# How do Apache Virtual Hosts work?

## ZHQ

I've done a somewhat cursory search on the Gentoo website, google, as well as this subforum and a few books as well, but I still seem to be a bit unclear about Apache's virtual host features. I was wondering if anyone could clarify a few things on my comprehensive understanding of how it all works.

By looking around on my current gentoo setup, I see that you have to enable it in the APACHE2_OPTS setting in the /etc/conf.d/apache2 file. There is -D DEFAULT_VHOST and -D SSL_DEFAULT_VHOST already setup for you. So Question 1: Why are all the subsequent settings in this file commented out? I noticed that CONFIGFILE points to /etc/apache2/httpd.conf and that SERVERROOT is also in httpd.conf. Isn't this the file that contains all the "global" settings or something? What is the relationship between /etc/apache2/httpd.conf and /etc/conf.d/apache2?

The settings of a virtual host are contained in files that have <IfDefine NAME> tags? The DEFAULT_VHOST and SSL_DEFAULT_VHOST are defined in the files 00_default_vhost.conf and 00_default_ssl_vhost.conf, repectively. Um, Question 2: Do these files need to have a specific name format (eg, 00_something or ##_something.conf)? Do they have to be in /etc/apache2/vhosts.d? Actually, even better would be if you could tell me what file or parameter specifies where these definitions are searched for.

If you look in the same directory as these files (/etc/apache2/vhosts.d), you can see the default_vhost.include file. Question 3: It also seems to contain documentroot and serverroot settings. Do these override the ones in httpd.conf and other places? It seems to ask once again for the same settings that httpd.conf and /etc/conf.d/apache2 ask for. I noticed that it is included from the default vhost configuration file. Is this necessary or just a readibility thing?

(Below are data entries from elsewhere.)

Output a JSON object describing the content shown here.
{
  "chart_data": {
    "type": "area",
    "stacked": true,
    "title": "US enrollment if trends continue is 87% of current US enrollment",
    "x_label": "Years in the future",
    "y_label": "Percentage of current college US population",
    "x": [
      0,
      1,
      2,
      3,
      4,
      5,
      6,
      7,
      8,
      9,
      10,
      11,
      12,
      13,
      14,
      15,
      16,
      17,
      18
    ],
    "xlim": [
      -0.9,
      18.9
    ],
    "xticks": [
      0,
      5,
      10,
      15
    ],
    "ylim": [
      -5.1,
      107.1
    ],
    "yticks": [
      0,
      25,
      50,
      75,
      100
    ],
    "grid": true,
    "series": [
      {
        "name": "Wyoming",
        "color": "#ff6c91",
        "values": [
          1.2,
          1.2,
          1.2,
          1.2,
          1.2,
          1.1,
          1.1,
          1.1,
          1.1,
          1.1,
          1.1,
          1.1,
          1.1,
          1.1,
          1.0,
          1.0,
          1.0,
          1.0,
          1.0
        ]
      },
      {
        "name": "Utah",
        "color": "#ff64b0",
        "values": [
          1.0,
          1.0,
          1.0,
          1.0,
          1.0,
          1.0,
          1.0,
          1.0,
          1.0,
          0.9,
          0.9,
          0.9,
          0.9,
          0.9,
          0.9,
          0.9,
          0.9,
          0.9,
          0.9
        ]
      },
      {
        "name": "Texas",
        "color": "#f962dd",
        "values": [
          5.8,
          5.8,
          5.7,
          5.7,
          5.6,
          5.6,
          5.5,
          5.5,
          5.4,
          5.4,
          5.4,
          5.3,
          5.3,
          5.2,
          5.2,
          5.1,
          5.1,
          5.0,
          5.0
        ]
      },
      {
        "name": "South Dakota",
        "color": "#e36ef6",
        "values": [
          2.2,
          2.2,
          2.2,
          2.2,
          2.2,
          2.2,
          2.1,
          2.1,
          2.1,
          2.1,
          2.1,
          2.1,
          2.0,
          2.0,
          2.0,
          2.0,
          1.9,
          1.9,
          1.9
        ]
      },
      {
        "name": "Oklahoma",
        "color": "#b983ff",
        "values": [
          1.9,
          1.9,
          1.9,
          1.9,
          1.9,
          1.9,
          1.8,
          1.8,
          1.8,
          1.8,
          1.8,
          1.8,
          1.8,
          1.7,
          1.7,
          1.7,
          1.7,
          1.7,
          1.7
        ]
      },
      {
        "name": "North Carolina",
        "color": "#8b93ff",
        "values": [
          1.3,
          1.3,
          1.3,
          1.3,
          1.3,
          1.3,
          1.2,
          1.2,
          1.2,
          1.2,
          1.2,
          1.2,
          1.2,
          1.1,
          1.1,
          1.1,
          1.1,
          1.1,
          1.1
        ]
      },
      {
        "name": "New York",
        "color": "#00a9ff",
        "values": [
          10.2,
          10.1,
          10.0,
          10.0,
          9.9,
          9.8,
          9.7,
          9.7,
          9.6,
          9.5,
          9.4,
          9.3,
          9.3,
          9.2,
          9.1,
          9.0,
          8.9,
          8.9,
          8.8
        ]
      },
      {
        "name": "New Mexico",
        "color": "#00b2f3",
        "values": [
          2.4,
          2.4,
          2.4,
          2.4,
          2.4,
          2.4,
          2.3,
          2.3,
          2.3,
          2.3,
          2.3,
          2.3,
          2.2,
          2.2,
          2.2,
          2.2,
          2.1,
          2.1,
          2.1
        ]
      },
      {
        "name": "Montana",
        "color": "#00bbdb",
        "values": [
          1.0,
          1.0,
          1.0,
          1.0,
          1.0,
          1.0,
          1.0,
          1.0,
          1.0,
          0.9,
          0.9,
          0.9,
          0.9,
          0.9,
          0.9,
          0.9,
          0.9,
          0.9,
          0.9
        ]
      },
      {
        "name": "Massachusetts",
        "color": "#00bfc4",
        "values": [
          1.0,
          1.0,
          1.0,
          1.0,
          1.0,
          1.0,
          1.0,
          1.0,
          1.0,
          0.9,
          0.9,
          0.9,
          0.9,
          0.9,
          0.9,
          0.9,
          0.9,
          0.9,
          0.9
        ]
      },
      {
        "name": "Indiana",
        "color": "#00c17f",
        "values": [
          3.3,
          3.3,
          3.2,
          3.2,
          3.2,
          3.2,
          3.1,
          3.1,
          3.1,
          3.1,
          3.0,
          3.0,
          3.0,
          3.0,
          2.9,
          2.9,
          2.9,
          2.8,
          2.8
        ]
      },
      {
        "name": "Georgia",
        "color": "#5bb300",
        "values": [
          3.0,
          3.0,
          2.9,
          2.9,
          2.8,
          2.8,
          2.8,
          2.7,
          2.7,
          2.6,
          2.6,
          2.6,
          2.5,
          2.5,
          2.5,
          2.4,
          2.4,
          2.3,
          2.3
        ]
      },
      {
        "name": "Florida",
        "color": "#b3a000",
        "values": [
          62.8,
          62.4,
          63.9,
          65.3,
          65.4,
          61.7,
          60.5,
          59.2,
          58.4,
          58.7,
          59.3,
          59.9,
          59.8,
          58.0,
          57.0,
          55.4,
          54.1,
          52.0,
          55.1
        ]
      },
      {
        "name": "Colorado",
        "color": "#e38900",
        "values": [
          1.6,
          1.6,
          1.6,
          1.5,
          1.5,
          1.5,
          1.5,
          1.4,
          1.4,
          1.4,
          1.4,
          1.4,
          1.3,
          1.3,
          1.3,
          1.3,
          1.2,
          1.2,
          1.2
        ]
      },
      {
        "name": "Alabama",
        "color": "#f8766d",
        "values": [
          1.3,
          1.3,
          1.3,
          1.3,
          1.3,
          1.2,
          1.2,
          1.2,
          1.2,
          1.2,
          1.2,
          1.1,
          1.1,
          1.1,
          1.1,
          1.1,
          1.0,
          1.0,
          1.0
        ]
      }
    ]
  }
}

Lastly is the question I want most answered. You can have ip based virtual hosting or name based virtual hosting. The name based virtual hosting seems obvious (I think), that you can have www.sub.domain.com and then www.domain.com appear as two completely different websites, but: Question 4: How does ip based virtual hosting allow a user to request one virtual domain over another?

In the above question, I'm really ignorant about how requests from users is intepreted and/or translated into selecting the different virtual hosts.

Thanks in advance for your attention. Sorry about dumping this huge block of text! (And Merry Christmas and Happy New Year!)

----------

## ZHQ

I found this almost immediately after I finished typing this post. Oops.

http://httpd.apache.org/docs/2.2/vhosts/details.html

 :Embarassed: 

----------